太醫繼續答:“為今之計,也隻有先為娘娘做保胎處理,用藥再加上臥床休息,保持心情愉快,切不可動怒。”
帝王一時難以接受:“司天監算過,愛妃腹中胎兒實乃星主大貴,有兆示祥瑞,福澤朝堂之相,朕今日把話放這兒,愛妃腹中的孩兒若有不測,朕要你們整個太醫院陪葬!”
“微臣……儘力!”太醫無奈,也隻得如此作答。
太後這裡,經過一番診治之後人也醒了,隻老太太躺在榻上麵如死灰,就算是得知謝玨感染了風疫危在旦夕,也沒有此刻心痛如世界末日一般。
紀姑姑在一旁勸道:“太後,您都這把年紀了,什麼事都不值得您如此痛不欲生,若是太子與七皇子從東宮出來見到您這個樣子,定然也要心疼的。”
“皇帝是哀家的兒子,雲家那丫頭也是哀家親自選的,舟舟出生時更是哀家第一個抱的,親生父子冷漠隔閡到如此地步,哀家實在沒法想象,舟舟知道之後心會有多痛。”
紀姑姑安慰道:“縱然先皇後已逝,可太子有您和長公主疼,也已算是不幸中的萬幸。”
“唉。”
太後長歎一口氣,在宮中生活了幾十年的人忽然有種預見:“帝儲不合,皇帝又對那個舒貴妃言聽計從,哀家是怕那女人一旦產下男嬰,會哄得皇帝做出更加出格的事。
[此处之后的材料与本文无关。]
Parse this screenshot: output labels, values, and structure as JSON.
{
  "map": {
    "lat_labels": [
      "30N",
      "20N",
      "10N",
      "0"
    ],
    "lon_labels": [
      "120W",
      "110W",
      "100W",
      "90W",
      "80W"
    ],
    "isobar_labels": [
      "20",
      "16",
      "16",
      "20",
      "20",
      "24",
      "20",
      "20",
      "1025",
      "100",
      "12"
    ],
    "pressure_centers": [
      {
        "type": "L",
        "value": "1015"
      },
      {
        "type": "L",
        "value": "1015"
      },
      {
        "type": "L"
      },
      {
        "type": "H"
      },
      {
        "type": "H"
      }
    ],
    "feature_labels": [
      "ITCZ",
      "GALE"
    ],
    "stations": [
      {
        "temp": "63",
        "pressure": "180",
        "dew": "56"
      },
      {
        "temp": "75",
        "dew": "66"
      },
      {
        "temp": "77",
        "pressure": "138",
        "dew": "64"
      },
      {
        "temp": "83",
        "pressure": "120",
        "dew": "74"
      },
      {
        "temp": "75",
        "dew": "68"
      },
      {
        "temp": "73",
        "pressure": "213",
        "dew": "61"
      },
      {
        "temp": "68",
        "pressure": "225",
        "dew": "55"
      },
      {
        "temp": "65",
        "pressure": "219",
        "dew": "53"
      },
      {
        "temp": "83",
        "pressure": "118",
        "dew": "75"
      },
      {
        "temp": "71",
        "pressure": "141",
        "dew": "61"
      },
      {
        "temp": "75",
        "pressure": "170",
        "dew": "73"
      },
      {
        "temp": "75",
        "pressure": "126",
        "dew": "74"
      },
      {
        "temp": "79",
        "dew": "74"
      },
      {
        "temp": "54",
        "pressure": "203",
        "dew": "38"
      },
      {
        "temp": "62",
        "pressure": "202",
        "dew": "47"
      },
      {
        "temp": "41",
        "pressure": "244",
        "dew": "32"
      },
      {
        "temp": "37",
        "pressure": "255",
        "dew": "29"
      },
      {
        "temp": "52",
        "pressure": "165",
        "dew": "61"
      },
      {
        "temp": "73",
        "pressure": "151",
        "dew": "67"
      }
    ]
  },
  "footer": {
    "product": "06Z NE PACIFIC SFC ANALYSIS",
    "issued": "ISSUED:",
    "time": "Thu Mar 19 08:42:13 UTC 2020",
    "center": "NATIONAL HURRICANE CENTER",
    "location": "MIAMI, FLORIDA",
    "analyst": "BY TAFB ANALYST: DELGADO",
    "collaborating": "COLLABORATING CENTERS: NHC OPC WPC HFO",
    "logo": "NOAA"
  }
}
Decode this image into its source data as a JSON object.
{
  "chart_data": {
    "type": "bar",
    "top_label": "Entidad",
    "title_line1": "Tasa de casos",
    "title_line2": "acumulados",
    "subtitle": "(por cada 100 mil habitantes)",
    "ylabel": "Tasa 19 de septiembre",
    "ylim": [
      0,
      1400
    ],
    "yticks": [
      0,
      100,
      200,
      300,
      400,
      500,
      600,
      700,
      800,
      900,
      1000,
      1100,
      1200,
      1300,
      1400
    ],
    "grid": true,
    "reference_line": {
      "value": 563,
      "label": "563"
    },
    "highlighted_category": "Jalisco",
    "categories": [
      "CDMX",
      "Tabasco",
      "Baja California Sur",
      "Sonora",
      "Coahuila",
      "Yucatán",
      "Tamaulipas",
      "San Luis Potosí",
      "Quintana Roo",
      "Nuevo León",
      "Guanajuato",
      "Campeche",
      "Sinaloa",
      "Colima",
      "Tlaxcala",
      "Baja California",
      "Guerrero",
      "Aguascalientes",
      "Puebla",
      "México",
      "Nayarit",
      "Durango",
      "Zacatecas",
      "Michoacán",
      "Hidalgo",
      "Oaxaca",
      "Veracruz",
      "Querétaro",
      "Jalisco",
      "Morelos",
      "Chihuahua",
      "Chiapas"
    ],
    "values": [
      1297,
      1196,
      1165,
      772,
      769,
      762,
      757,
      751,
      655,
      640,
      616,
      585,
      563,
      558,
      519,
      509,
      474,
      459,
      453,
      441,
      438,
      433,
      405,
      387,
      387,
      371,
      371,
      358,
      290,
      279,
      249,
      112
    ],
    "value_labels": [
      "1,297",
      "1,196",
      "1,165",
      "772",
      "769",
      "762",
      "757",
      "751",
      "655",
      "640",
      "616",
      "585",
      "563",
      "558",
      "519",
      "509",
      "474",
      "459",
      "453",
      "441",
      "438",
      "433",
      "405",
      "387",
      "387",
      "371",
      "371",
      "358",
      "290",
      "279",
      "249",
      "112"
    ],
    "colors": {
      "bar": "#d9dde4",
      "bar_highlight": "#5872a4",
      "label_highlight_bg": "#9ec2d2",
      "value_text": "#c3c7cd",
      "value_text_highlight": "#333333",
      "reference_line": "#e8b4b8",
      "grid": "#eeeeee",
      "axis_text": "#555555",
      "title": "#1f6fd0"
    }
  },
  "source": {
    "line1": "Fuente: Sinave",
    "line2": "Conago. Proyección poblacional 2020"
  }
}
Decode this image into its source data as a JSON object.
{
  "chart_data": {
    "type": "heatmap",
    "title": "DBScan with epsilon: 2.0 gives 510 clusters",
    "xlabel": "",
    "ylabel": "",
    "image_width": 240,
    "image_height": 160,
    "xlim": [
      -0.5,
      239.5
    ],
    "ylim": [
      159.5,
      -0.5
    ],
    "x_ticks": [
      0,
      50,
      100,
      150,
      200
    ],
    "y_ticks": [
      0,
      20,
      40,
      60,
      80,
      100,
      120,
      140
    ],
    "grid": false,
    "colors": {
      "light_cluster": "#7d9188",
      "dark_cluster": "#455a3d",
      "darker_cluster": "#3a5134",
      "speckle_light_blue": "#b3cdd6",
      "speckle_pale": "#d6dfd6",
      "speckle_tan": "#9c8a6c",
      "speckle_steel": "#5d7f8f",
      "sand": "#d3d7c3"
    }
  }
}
”
紀姑姑久在宮中行走,也對這位入宮還不到一年就穩坐貴妃之位的蘇畢羅感到佩服無比,但還是勸慰道:“太後您且放寬心,太子如今有長公主和七皇子幫忙,幾人都不是三歲小孩,也算是強強聯手呢。”
太後憶起前日裡謝瀟叮囑她的話,心情總算有些舒緩:“小七如今愈發聰明伶俐,嗅到什麼先機都會提前準備,哀家也很是欣慰,隻是老三老七一個個都不提娶親的事,哀家也愁得慌。”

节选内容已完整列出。